In short, we can say that while God is objectively with us, since he is present everywhere, we have to make sure that on our part, we should also be subjectively with him. Precisely, St. Augustine once complained about this problem of God being with us while we are not with him. We need to correspond to this objective reality of our unbreakable and intimate relation with God.
Our need to pray is like our need to breathe. It should be non-stop, since it is indispensable in our union with God our Creator, who keeps us alive and healthy in our spiritual life. Again, let’s bring back a basic truth—without God we are nothing!
But for our prayer to be most pleasing to God, it has to come from the fervor of a living faith. Thus, we need to take care of our faith.
Faith is a tremendous gift from God who starts to share with us what he has, what he knows about himself and about ourselves. It gives us the global picture of reality, covering both the temporal and the eternal, the material and the spiritual, the natural and supernatural dimensions of our life.
It is what gives permanent value to our passing concerns, the ultimate, constant and unifying standard to all the variables of our life. The perishable things of life can attain an imperishable quality when infused with faith. What is merely earthly and mundane can have a sanctifying effect when done with faith.
By its very dynamics, it fuels our hope and prepares us for a life of charity which is how our life ought to be.
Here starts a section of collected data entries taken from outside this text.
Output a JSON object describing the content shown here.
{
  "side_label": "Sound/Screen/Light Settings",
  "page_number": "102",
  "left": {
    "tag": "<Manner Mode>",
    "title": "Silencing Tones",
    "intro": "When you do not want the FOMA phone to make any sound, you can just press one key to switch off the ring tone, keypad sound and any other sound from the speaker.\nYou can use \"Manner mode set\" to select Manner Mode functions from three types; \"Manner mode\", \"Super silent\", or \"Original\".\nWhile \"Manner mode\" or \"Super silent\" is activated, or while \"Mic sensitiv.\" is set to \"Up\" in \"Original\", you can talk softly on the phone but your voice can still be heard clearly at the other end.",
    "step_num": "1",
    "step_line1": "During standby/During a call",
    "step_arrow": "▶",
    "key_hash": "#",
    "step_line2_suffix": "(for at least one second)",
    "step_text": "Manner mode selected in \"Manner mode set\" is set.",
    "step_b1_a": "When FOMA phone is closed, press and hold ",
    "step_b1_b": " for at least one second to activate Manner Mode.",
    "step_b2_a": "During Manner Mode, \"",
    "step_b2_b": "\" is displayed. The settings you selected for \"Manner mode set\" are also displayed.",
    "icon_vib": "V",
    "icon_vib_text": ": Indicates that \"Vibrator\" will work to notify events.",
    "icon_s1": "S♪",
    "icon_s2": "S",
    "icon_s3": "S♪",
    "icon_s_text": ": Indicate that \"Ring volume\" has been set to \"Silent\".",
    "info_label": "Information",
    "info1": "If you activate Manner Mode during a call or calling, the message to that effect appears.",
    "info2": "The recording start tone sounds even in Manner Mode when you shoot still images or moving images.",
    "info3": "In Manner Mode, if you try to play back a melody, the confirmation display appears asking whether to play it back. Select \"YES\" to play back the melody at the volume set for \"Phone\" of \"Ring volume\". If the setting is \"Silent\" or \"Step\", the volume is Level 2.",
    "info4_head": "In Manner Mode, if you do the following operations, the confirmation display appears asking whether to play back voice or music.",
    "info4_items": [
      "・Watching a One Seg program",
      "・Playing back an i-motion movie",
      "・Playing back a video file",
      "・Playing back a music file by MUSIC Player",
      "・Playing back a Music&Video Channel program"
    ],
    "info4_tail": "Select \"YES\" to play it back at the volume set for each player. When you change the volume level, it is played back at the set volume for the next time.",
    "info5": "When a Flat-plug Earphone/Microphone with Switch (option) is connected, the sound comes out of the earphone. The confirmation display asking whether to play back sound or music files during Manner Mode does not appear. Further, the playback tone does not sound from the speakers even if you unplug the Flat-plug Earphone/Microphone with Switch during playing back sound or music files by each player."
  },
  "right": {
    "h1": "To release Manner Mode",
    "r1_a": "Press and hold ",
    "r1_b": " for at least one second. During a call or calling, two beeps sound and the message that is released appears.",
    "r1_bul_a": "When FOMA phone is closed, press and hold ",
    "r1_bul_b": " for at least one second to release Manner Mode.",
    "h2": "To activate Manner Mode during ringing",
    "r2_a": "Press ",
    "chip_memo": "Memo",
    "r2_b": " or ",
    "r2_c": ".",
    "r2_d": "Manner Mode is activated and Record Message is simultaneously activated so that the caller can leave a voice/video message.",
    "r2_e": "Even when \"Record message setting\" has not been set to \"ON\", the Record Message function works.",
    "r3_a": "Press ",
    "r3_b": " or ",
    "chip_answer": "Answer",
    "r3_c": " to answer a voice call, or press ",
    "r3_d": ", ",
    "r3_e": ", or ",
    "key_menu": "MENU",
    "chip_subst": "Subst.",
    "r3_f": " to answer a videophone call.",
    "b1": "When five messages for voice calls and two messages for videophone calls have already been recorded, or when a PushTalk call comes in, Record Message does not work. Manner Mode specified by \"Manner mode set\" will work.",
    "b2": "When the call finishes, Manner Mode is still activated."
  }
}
It is also nourished and is the effect of charity, indicating to us that faith is organically united to charity, the very essence of God in whose image and likeness we are.
It is faith that lets us enter into the spiritual and supernatural world. It brings us to share in God’s wisdom and power. Remember those stirring words of Christ: “If you have faith as a grain of mustard seed, you shall say to this mountain, Remove from there, and it shall remove, and nothing shall be impossible to you.” ((Mt 17,20)
Without faith, in spite of our keenest intelligence, we will miss much of the more important aspects of our life as we would only be restricted to the here and now, the material and the temporal.